A norm defines a metric by d(x,y)=||x−y||; conversely, certain metrics come from norms

Norm induces a metric (and conversely)

Proposition. Let $(X,\|\cdot\|)$ be a normed vector space . Define

d(x,y):=\|x-y\| \quad \text{for } x,y\in X.

Then $d$ is a metric on $X$ (hence $(X,d)$ is a metric space).

Conversely, let $X$ be a vector space equipped with a metric $d$ satisfying:

translation invariance: $d(x+z,y+z)=d(x,y)$ for all $x,y,z\in X$ ,
absolute homogeneity: $d(\alpha x,\alpha y)=|\alpha|\,d(x,y)$ for all scalars $\alpha$ and all $x,y\in X$ .

Then $\|x\|:=d(x,0)$ defines a norm on $X$ , and $d(x,y)=\|x-y\|$ .

Context. This identifies norms as exactly the translation-invariant, homogeneous metrics on vector spaces.
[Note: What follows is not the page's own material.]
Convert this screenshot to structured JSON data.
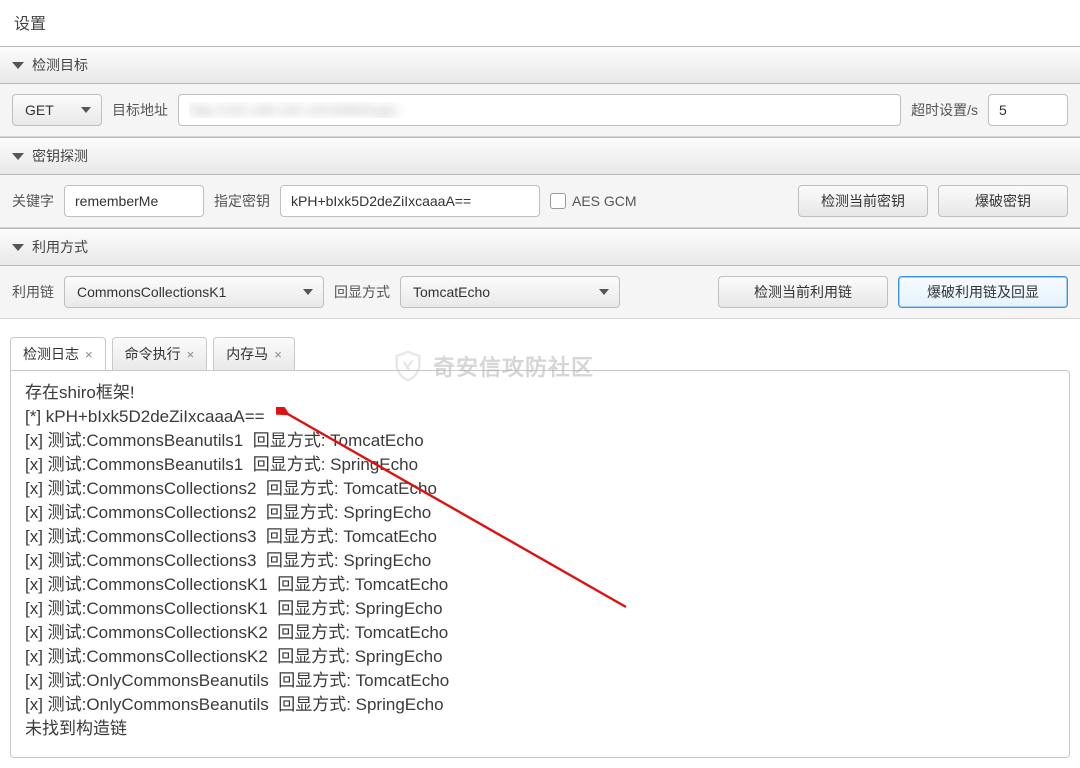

Proof sketch. For the forward direction, metric axioms follow from the norm axioms; in particular the triangle inequality for $d$ is $\|x-z\|\le \|x-y\|+\|y-z\|$ . For the converse, check the norm axioms directly from the two metric properties and the metric triangle inequality.